ERBIL, Kurdistan Region of Iraq – Around 1,000 families displaced from the Kurdish city of Afrin in northern Syria and nearby are set to return in the next few days after nearly a decade of displacement, marking the third convoy of returned families this year, media affiliated with the Rojava (northeast Syria) administration reported on Monday.
“One thousand families from Afrin and its districts are expected to return to their homes within a few days,” Rojava-based Ronahi TV said, citing local, well-informed sources.
The move comes in implementation of the January 29 ceasefire and integration agreement signed between the Kurdish-led Syrian Democratic Forces (SDF) and Damascus authorities following a period of violence.
One of the key provisions of the agreement is the safe return of the displaced residents in Afrin and Sari Kani (Ras al-Ayn).
Another batch of 200 families returned to Afrin on April 4, in coordination between the Rojava administration and the Syrian government.

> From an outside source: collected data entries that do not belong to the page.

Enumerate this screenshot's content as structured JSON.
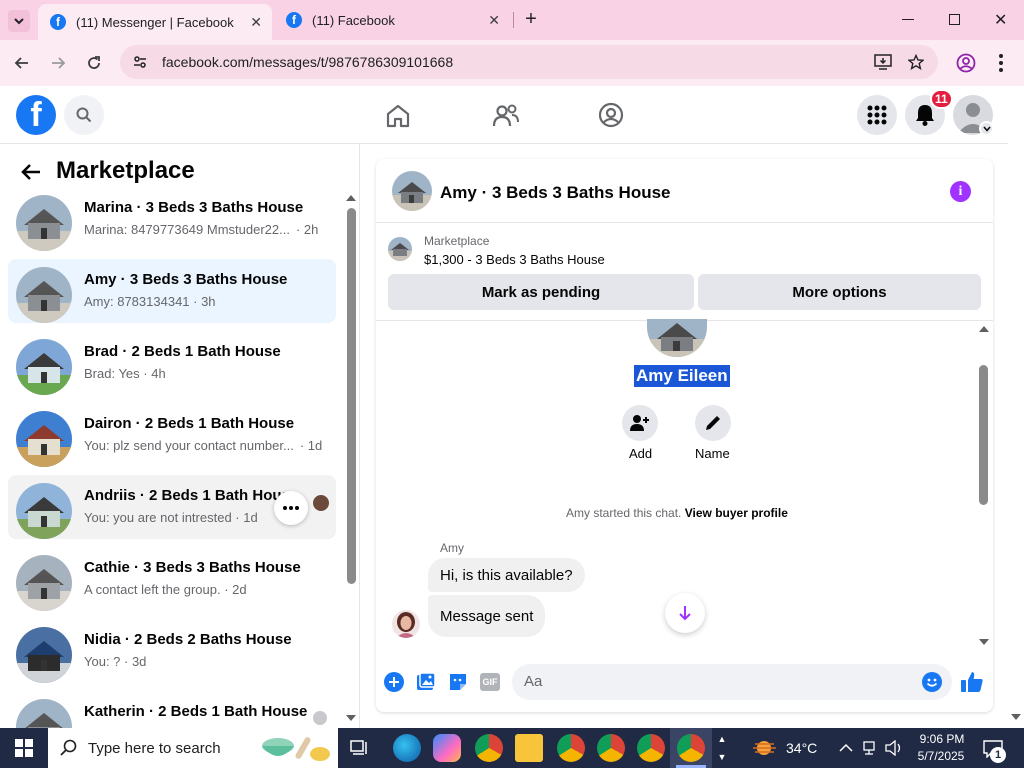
{
  "browser": {
    "tabs": [
      {
        "title": "(11) Messenger | Facebook",
        "active": true
      },
      {
        "title": "(11) Facebook",
        "active": false
      }
    ],
    "new_tab": "+",
    "url": "facebook.com/messages/t/9876786309101668"
  },
  "fb": {
    "logo": "f",
    "notification_count": "11"
  },
  "marketplace": {
    "title": "Marketplace",
    "conversations": [
      {
        "title": "Marina · 3 Beds 3 Baths House",
        "subtitle": "Marina: 8479773649 Mmstuder22...",
        "time": "· 2h",
        "state": "normal"
      },
      {
        "title": "Amy · 3 Beds 3 Baths House",
        "subtitle": "Amy: 8783134341 · 3h",
        "time": "",
        "state": "active"
      },
      {
        "title": "Brad · 2 Beds 1 Bath House",
        "subtitle": "Brad: Yes · 4h",
        "time": "",
        "state": "normal"
      },
      {
        "title": "Dairon · 2 Beds 1 Bath House",
        "subtitle": "You: plz send your contact number...",
        "time": "· 1d",
        "state": "normal"
      },
      {
        "title": "Andriis · 2 Beds 1 Bath House",
        "subtitle": "You: you are not intrested · 1d",
        "time": "",
        "state": "hover"
      },
      {
        "title": "Cathie · 3 Beds 3 Baths House",
        "subtitle": "A contact left the group. · 2d",
        "time": "",
        "state": "normal"
      },
      {
        "title": "Nidia · 2 Beds 2 Baths House",
        "subtitle": "You: ? · 3d",
        "time": "",
        "state": "normal"
      },
      {
        "title": "Katherin · 2 Beds 1 Bath House",
        "subtitle": "",
        "time": "",
        "state": "normal"
      }
    ]
  },
  "chat": {
    "header_title": "Amy · 3 Beds 3 Baths House",
    "listing_source": "Marketplace",
    "listing_price_title": "$1,300 - 3 Beds 3 Baths House",
    "mark_pending": "Mark as pending",
    "more_options": "More options",
    "contact_name": "Amy Eileen",
    "add_label": "Add",
    "name_label": "Name",
    "started_text": "Amy started this chat.",
    "view_buyer_profile": "View buyer profile",
    "sender_name": "Amy",
    "messages": [
      {
        "text": "Hi, is this available?"
      },
      {
        "text": "Message sent"
      }
    ],
    "composer_placeholder": "Aa"
  },
  "taskbar": {
    "search_placeholder": "Type here to search",
    "weather": "34°C",
    "time": "9:06 PM",
    "date": "5/7/2025",
    "notification_badge": "1"
  },
  "colors": {
    "facebook_blue": "#1877f2",
    "messenger_purple": "#a033ff",
    "active_conv_bg": "#ebf5ff",
    "notification_red": "#e41e3f",
    "selection_blue": "#1a56d6",
    "tab_strip": "#f9d2e6",
    "taskbar": "#202a44"
  }
}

The first convoy of IDPs returned to the Kurdish-majority city on March 9, consisting of 400 families who departed from Hasaka, where they had settled after multiple displacements amid intense clashes in January.
Afrin, a Kurdish-majority city in northern Syria, was taken over in 2018 by Turkey and its proxies, leading to the displacement of more than 137,000 native residents.
Following the 2018 offensive, residents fled to Aleppo’s Sheikh Maqsoud and Ashrafiyeh neighborhoods, where they were once again subjected to hardship and displacement after attacks by factions affiliated with Damascus in early January, forcing them to relocate multiple times before reaching areas then held by the SDF.